With just three weeks until voters head to the polls in the Boston mayoral race, 2013 mayoral finalist John Connolly has some advice.
"It's time to start making your closing case to voters. If they don't know who you are by now, you're in deep trouble," he said.
The latest poll shows two front-runners, Michelle Wu and Kim Janey, followed by a second tier, Annissa Essaibi George and Andrea Campbell.
John Barros polled in the low single digits, while many remained undecided.
But that poll is now seven weeks old, and many feel it is no longer accurate.
"There's front-runners, but this is still anybody's race. You're just trying to get to second place, to get into the final," Connolly said.

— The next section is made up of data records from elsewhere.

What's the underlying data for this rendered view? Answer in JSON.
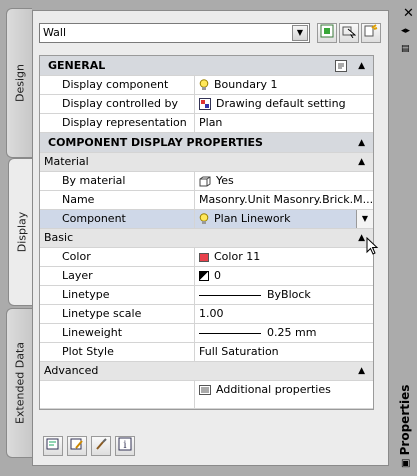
{
  "window": {
    "title": "Properties"
  },
  "tabs": [
    {
      "label": "Design"
    },
    {
      "label": "Display"
    },
    {
      "label": "Extended Data"
    }
  ],
  "object_selector": {
    "value": "Wall"
  },
  "sections": {
    "general": {
      "title": "GENERAL",
      "rows": [
        {
          "label": "Display component",
          "value": "Boundary 1"
        },
        {
          "label": "Display controlled by",
          "value": "Drawing default setting"
        },
        {
          "label": "Display representation",
          "value": "Plan"
        }
      ]
    },
    "cdp": {
      "title": "COMPONENT DISPLAY PROPERTIES",
      "material": {
        "title": "Material",
        "rows": [
          {
            "label": "By material",
            "value": "Yes"
          },
          {
            "label": "Name",
            "value": "Masonry.Unit Masonry.Brick.M..."
          },
          {
            "label": "Component",
            "value": "Plan Linework"
          }
        ]
      },
      "basic": {
        "title": "Basic",
        "rows": [
          {
            "label": "Color",
            "value": "Color 11"
          },
          {
            "label": "Layer",
            "value": "0"
          },
          {
            "label": "Linetype",
            "value": "ByBlock"
          },
          {
            "label": "Linetype scale",
            "value": "1.00"
          },
          {
            "label": "Lineweight",
            "value": "0.25 mm"
          },
          {
            "label": "Plot Style",
            "value": "Full Saturation"
          }
        ]
      },
      "advanced": {
        "title": "Advanced",
        "rows": [
          {
            "label": "",
            "value": "Additional properties"
          }
        ]
      }
    }
  },
  "colors": {
    "color11": "#e8414b",
    "selected_row": "#cfd8e8",
    "category_header": "#d6d9de"
  }
}
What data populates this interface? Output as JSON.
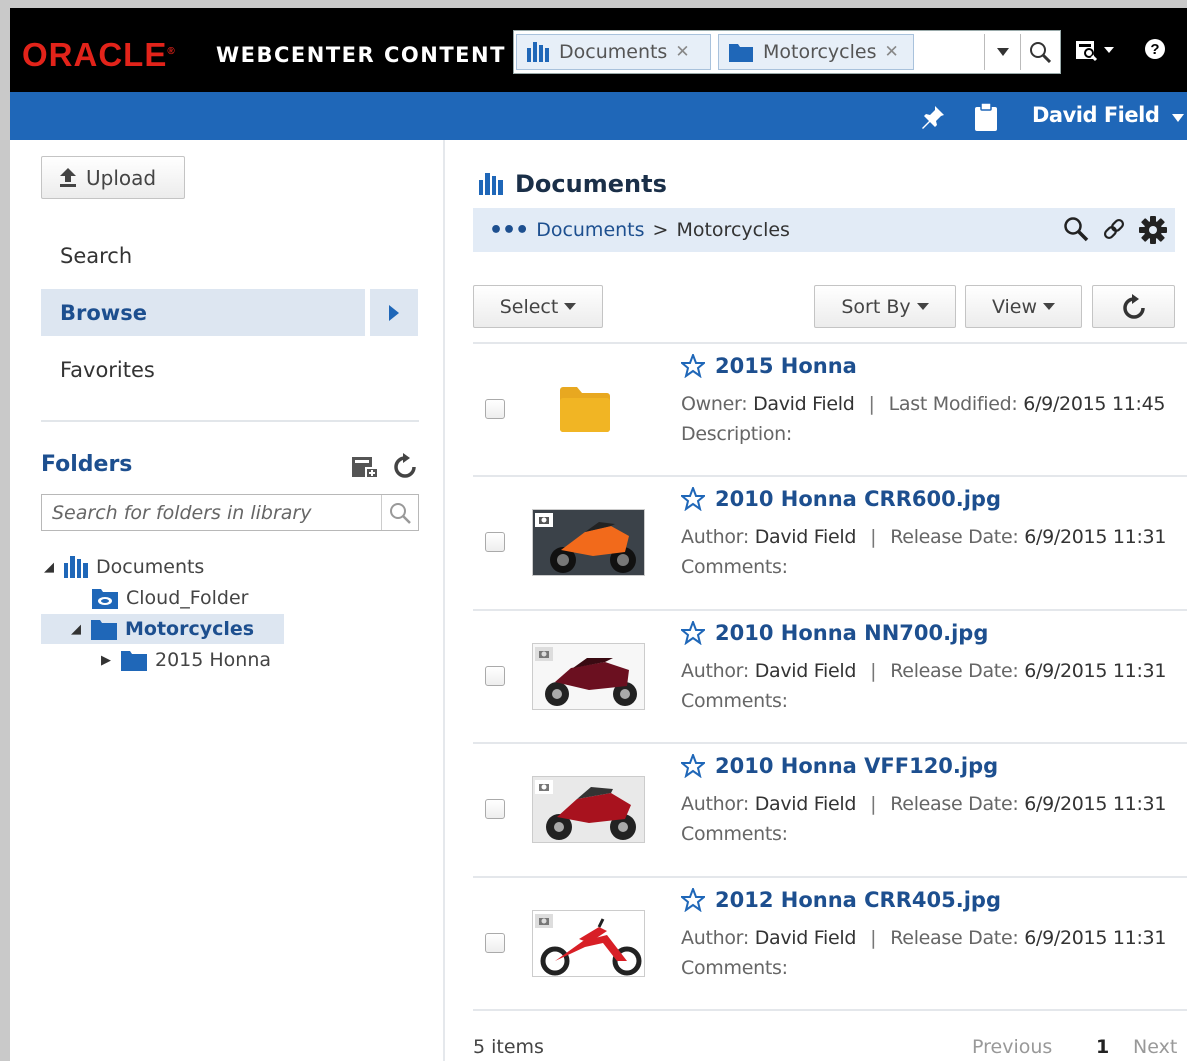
{
  "header": {
    "brand": "ORACLE",
    "product": "WEBCENTER CONTENT",
    "tabs": [
      {
        "label": "Documents"
      },
      {
        "label": "Motorcycles"
      }
    ]
  },
  "user": {
    "name": "David Field"
  },
  "left": {
    "upload_label": "Upload",
    "nav": [
      {
        "label": "Search"
      },
      {
        "label": "Browse"
      },
      {
        "label": "Favorites"
      }
    ],
    "folders_title": "Folders",
    "folder_search_placeholder": "Search for folders in library",
    "tree": [
      {
        "label": "Documents"
      },
      {
        "label": "Cloud_Folder"
      },
      {
        "label": "Motorcycles"
      },
      {
        "label": "2015 Honna"
      }
    ]
  },
  "main": {
    "title": "Documents",
    "breadcrumb": {
      "root": "Documents",
      "separator": ">",
      "current": "Motorcycles"
    },
    "buttons": {
      "select": "Select",
      "sort": "Sort By",
      "view": "View"
    },
    "items": [
      {
        "title": "2015 Honna",
        "k1": "Owner:",
        "v1": "David Field",
        "k2": "Last Modified:",
        "v2": "6/9/2015 11:45",
        "k3": "Description:"
      },
      {
        "title": "2010 Honna CRR600.jpg",
        "k1": "Author:",
        "v1": "David Field",
        "k2": "Release Date:",
        "v2": "6/9/2015 11:31",
        "k3": "Comments:"
      },
      {
        "title": "2010 Honna NN700.jpg",
        "k1": "Author:",
        "v1": "David Field",
        "k2": "Release Date:",
        "v2": "6/9/2015 11:31",
        "k3": "Comments:"
      },
      {
        "title": "2010 Honna VFF120.jpg",
        "k1": "Author:",
        "v1": "David Field",
        "k2": "Release Date:",
        "v2": "6/9/2015 11:31",
        "k3": "Comments:"
      },
      {
        "title": "2012 Honna CRR405.jpg",
        "k1": "Author:",
        "v1": "David Field",
        "k2": "Release Date:",
        "v2": "6/9/2015 11:31",
        "k3": "Comments:"
      }
    ],
    "footer": {
      "count": "5 items",
      "previous": "Previous",
      "page": "1",
      "next": "Next"
    }
  },
  "colors": {
    "brand_red": "#e2231a",
    "header_blue": "#1f67b8",
    "link_blue": "#1d4f8f",
    "folder_yellow": "#e8a820"
  }
}
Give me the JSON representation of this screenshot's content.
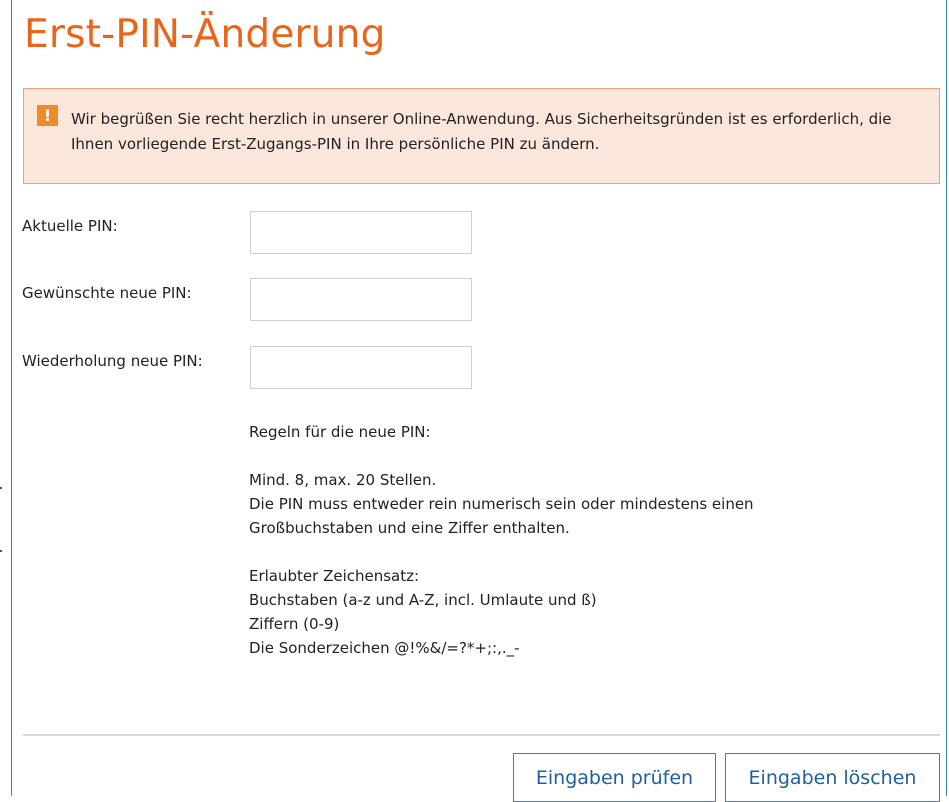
{
  "page": {
    "title": "Erst-PIN-Änderung"
  },
  "alert": {
    "icon": "exclamation-icon",
    "icon_glyph": "!",
    "text": "Wir begrüßen Sie recht herzlich in unserer Online-Anwendung. Aus Sicherheitsgründen ist es erforderlich, die Ihnen vorliegende Erst-Zugangs-PIN in Ihre persönliche PIN zu ändern."
  },
  "form": {
    "current_pin": {
      "label": "Aktuelle PIN:",
      "value": ""
    },
    "new_pin": {
      "label": "Gewünschte neue PIN:",
      "value": ""
    },
    "repeat_pin": {
      "label": "Wiederholung neue PIN:",
      "value": ""
    }
  },
  "rules": {
    "heading": "Regeln für die neue PIN:",
    "length": "Mind. 8, max. 20 Stellen.",
    "composition_1": "Die PIN muss entweder rein numerisch sein oder mindestens einen",
    "composition_2": "Großbuchstaben und eine Ziffer enthalten.",
    "charset_heading": "Erlaubter Zeichensatz:",
    "charset_letters": "Buchstaben (a-z und A-Z, incl. Umlaute und ß)",
    "charset_digits": "Ziffern (0-9)",
    "charset_special": "Die Sonderzeichen @!%&/=?*+;:,._-"
  },
  "buttons": {
    "check": "Eingaben prüfen",
    "clear": "Eingaben löschen"
  },
  "colors": {
    "title": "#e8651a",
    "alert_bg": "#fbe6dc",
    "alert_border": "#f0a27d",
    "alert_icon": "#f08a24",
    "button_border": "#3b82c4",
    "button_text": "#1f5f9e"
  }
}
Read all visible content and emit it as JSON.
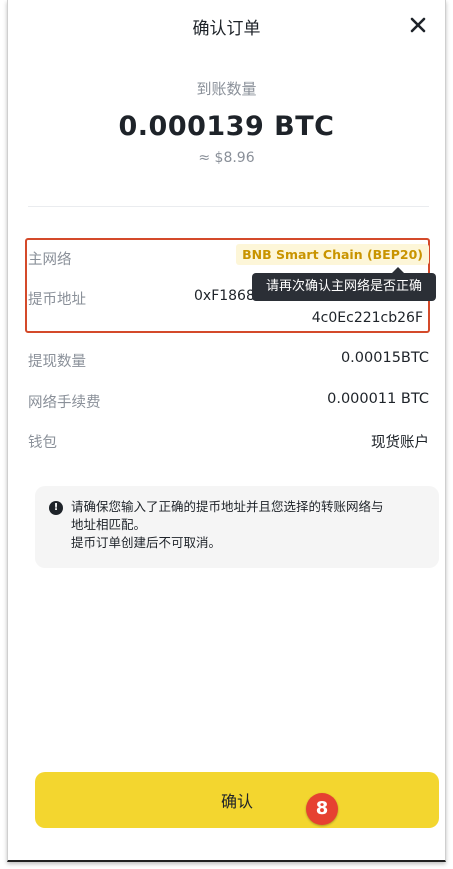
{
  "header": {
    "title": "确认订单",
    "close_icon": "close-icon"
  },
  "amount": {
    "label": "到账数量",
    "value": "0.000139 BTC",
    "fiat": "≈ $8.96"
  },
  "details": {
    "network": {
      "label": "主网络",
      "value": "BNB Smart Chain (BEP20)"
    },
    "address": {
      "label": "提币地址",
      "line1": "0xF1868",
      "line2": "4c0Ec221cb26F"
    },
    "tooltip": "请再次确认主网络是否正确",
    "amount": {
      "label": "提现数量",
      "value": "0.00015BTC"
    },
    "fee": {
      "label": "网络手续费",
      "value": "0.000011 BTC"
    },
    "wallet": {
      "label": "钱包",
      "value": "现货账户"
    }
  },
  "notice": {
    "icon": "exclamation-icon",
    "line1": "请确保您输入了正确的提币地址并且您选择的转账网络与",
    "line2": "地址相匹配。",
    "line3": "提币订单创建后不可取消。"
  },
  "confirm_button": {
    "label": "确认"
  },
  "step_badge": "8",
  "colors": {
    "accent": "#f3d62f",
    "highlight_border": "#d44a2a",
    "badge_text": "#c99400",
    "step_badge": "#e64131"
  }
}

Connolly, a supporter of Campbell, says while about 50% of voters say they have a candidate, they also say they're open to changing their minds.
"Those soft voters are who you have to go after just as hard as the undecided, and any candidate can get to second place if they make an effective case to those voters," he said.
And Connolly says handshaking and house parties are no longer the best strategy.
"You've got to unload everything you have in the arsenal now in these final three weeks," he said.
That often means emptying out the campaign coffers to get ads on TV and social media.
More on the Boston mayoral race
Janey, the city's acting mayor, was the last to get on TV, with her first ad Monday.
And there is another strategy: going on the attack.
Essaibi George just accused acting Janey of weaponizing her office for not releasing certain public documents.
Campbell has also gone after Janey for a lack of leadership on pandemic vaccine mandates.
"You've got to take those last-gasp efforts, and sometimes that means comparing yourself to the other candidate, and so it can get a little dicey," Connolly said.
One thing is certain in the upcoming election: the next mayor elected will be a person of color for the first time in Boston history.